The emulation mode can be controlled by writing to sysctl nodes (/proc/sys/abi). The following explains the different execution behaviours and the corresponding values of the sysctl nodes -
- Undef
Value: 0
Generates undefined instruction abort. Default for instructions that have been obsoleted in the architecture, e.g., SWP
- Emulate
Value: 1
Uses software emulation. To aid migration of software, in this mode usage of emulated instruction is traced as well as rate limited warnings are issued. This is the default for deprecated instructions, .e.g., CP15 barriers
- Hardware Execution
Value: 2
Although marked as deprecated, some implementations may support the enabling/disabling of hardware support for the execution of these instructions. Using hardware execution generally provides better performance, but at the loss of ability to gather runtime statistics about the use of the deprecated instructions.
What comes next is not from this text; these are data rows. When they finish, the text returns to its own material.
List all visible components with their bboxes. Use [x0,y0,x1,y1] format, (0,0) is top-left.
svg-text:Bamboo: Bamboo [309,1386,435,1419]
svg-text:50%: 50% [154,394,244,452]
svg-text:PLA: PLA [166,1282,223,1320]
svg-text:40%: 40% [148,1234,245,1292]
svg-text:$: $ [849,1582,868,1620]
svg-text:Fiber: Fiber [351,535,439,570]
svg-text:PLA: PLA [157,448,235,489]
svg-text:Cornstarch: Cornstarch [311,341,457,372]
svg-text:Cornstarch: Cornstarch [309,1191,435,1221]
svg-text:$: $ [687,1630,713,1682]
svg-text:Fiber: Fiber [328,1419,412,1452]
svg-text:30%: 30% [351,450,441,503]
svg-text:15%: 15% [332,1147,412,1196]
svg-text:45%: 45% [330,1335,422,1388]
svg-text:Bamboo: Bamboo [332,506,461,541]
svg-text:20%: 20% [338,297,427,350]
The default mode depends on the status of the instruction in the architecture. Deprecated instructions should default to emulation while obsolete instructions must be undefined by default.
Note: Instruction emulation may not be possible in all cases. See individual instruction notes for further information.
Supported legacy instructions¶
SWP{B}
- Node
/proc/sys/abi/swp
- Status
Obsolete
- Default
Undef (0)
CP15 Barriers
- Node
/proc/sys/abi/cp15_barrier
- Status
Deprecated
- Default
Emulate (1)
SETEND
- Node
/proc/sys/abi/setend
- Status
Deprecated
- Default
Emulate (1)*
Note: All the cpus on the system must have mixed endian support at EL0 for this feature to be enabled. If a new CPU - which doesn’t support mixed endian - is hotplugged in after this feature has been enabled, there could be unexpected results in the application.